Locating and Analysis of High I/O usage of one server

Source: Internet
Author: User
Tags mysql book

Background: Please leave the case and listen to the feedback from the platform team. When importing some data to the production database, the client access times out, the initial positioning is that the IO usage on the server disk is too high, and the IO will soar to 100% during data import. As a result, many slow query operations on the database lead to client response timeout, instead, I had to temporarily stop the script for importing data and delay the production and testing of this part of data. So I went back to the company the next day and started to track and locate the problem.

Environment Description:

  • Operating System


  • File System


  • Database


First of all, there are more than pieces of data in a maximum table in our database, which can still be processed normally by MySQL. In addition, the client concurrency is only 1 K, and the TPs of the database is less than. I used top successively, And the IO utilization rate monitored by iostat has indeed reached the limit. Finally, I used iotop to find an I/O criminal, jbd2.

Overview
The journaling block device (jbd) provides a filesystem-independent interface for filesystem journaling. ext3, ext4 and ocfs2 are known to use jbd. ocfs2 starting from Linux 2.6.28 and ext4 use a fork of jbd called jbd2.

It is known that its main function is to write logs to the file system. So I/O pressure must be too high due to too frequent operations on the file system. The problem is a system process. Is it a system problem?

Currently, there is only one application on my server that requires a lot of Io operations, that is, the MySQL database.

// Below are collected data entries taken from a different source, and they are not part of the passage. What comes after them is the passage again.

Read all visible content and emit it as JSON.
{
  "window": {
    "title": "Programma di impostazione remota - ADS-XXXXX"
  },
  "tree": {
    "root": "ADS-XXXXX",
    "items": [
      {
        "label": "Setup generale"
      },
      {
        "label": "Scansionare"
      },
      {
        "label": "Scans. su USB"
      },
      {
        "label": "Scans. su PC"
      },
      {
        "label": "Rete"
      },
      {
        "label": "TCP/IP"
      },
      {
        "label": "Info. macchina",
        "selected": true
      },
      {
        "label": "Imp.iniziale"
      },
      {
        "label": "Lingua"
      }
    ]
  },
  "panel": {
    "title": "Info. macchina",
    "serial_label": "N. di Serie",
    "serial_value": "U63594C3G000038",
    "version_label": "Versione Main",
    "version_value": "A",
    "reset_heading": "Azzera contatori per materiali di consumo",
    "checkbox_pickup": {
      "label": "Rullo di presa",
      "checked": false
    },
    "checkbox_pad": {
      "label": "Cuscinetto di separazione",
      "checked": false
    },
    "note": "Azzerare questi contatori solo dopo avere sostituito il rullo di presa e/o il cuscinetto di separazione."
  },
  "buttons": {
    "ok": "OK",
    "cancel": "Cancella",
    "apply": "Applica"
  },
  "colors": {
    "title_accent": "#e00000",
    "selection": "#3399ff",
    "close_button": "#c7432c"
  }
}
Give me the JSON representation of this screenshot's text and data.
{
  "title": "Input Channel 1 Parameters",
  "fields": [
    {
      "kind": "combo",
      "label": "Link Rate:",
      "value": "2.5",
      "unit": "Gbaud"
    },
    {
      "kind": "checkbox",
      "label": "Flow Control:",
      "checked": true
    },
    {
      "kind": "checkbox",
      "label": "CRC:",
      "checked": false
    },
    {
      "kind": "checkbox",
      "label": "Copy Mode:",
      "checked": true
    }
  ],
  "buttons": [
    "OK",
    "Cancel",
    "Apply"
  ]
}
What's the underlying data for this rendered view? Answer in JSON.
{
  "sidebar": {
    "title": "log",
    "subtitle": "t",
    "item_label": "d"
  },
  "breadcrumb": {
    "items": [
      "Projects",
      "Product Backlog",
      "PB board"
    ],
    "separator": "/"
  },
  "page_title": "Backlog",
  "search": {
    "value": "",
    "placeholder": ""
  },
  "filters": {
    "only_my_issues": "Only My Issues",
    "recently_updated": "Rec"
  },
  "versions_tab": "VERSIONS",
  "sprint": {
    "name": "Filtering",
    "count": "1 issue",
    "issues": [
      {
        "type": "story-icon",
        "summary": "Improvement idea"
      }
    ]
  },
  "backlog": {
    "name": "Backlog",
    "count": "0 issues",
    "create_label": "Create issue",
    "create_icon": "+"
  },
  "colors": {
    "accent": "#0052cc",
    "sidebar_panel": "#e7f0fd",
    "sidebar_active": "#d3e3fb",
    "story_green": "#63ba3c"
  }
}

Will it be caused by this? With this question, I used Google to search for MySQL and jbd2 as keywords, and obtained the two MySQL configuration items, sync_binlog and innodb_flush_log_at_trx_commit, as a clue. I suddenly think of something, so I went to chapter 1 of the high-performance MySQL book-the copy chapter (from the above environment description, I can see that I used the master replication of MySQL) the description of sync_binlog is found.

What about innodb_flush_log_at_trx_commit?

  • If innodb_flush_log_at_trx_commit is set to 0, log buffer will write data to log file once per second, and flush (flush to disk) of log file will be performed simultaneously. in this mode, when a transaction is committed, the write operation to the disk is not triggered.

  • If innodb_flush_log_at_trx_commit is set to 1, MySQL writes the data in log buffer to log file and flush (flush to disk) each time a transaction is committed.

  • If innodb_flush_log_at_trx_commit is set to 2, MySQL writes the data in log buffer to log file every time a transaction is committed. However, flush (flush to disk) operations are not performed at the same time. In this mode, MySQL performs the flush (flush to disk) operation once per second.

Due to the characteristics of our business data, the data reliability is not as high as that of the financial and order systems, so we set sync_binlog to refresh the disk every 500 times, innodb_flush_log_at_trx_commit is set to 2, and iotop and other tools are used to view the system I/O status, which is greatly reduced. Well, the criminal who used the knife to kill Io was finally found and handled.

Note: There are two episodes in this process.

  1. A leader found several people for consultation on this issue. He guessed that the server resources were insufficient, the scripts were problematic, and the efficiency of the database was lower... I personally am very disgusted with the practice of making guesses without passing through performance and monitoring and data analysis. I hope to remind all people who want to locate problems through imagination. Please do not set questions that you do not know at will, because others will not regard you as a master, but will only turn a blind eye to you.

  2. After finding out the jbd2 problem, we can see some forum solutions that it is correct to upgrade the system kernel or modify the Kernel configuration items because of Linux kernel bugs, however, even if this problem can be solved, it will be very costly for me. I hope that when you encounter problems, you can use network resources and further analyze your own situations, and then select the solution that suits you.

References:
Http://unix.stackexchange.com/questions/86875/determining-specific-file-responsible-for-high-i-o
Http://serverfault.com/questions/363355/io-wait-causing-so-much-slowdown-ext4-jdb2-at-99-io-during-mysql-commit
Http://blog.itpub.net/22664653/viewspace-1063134/

Contact Us

The content source of this page is from Internet, which doesn't represent Alibaba Cloud's opinion; products and services mentioned on that page don't have any relationship with Alibaba Cloud. If the content of the page makes you feel confusing, please write us an email, we will handle the problem within 5 days after receiving your email.

If you find any instances of plagiarism from the community, please send an email to: info-contact@alibabacloud.com and provide relevant evidence. A staff member will contact you within 5 working days.

A Free Trial That Lets You Build Big!

Start building with 50+ products and up to 12 months usage for Elastic Compute Service

  • Sales Support

    1 on 1 presale consultation

  • After-Sales Support

    24/7 Technical Support 6 Free Tickets per Quarter Faster Response

  • Alibaba Cloud offers highly flexible support services tailored to meet your exact needs.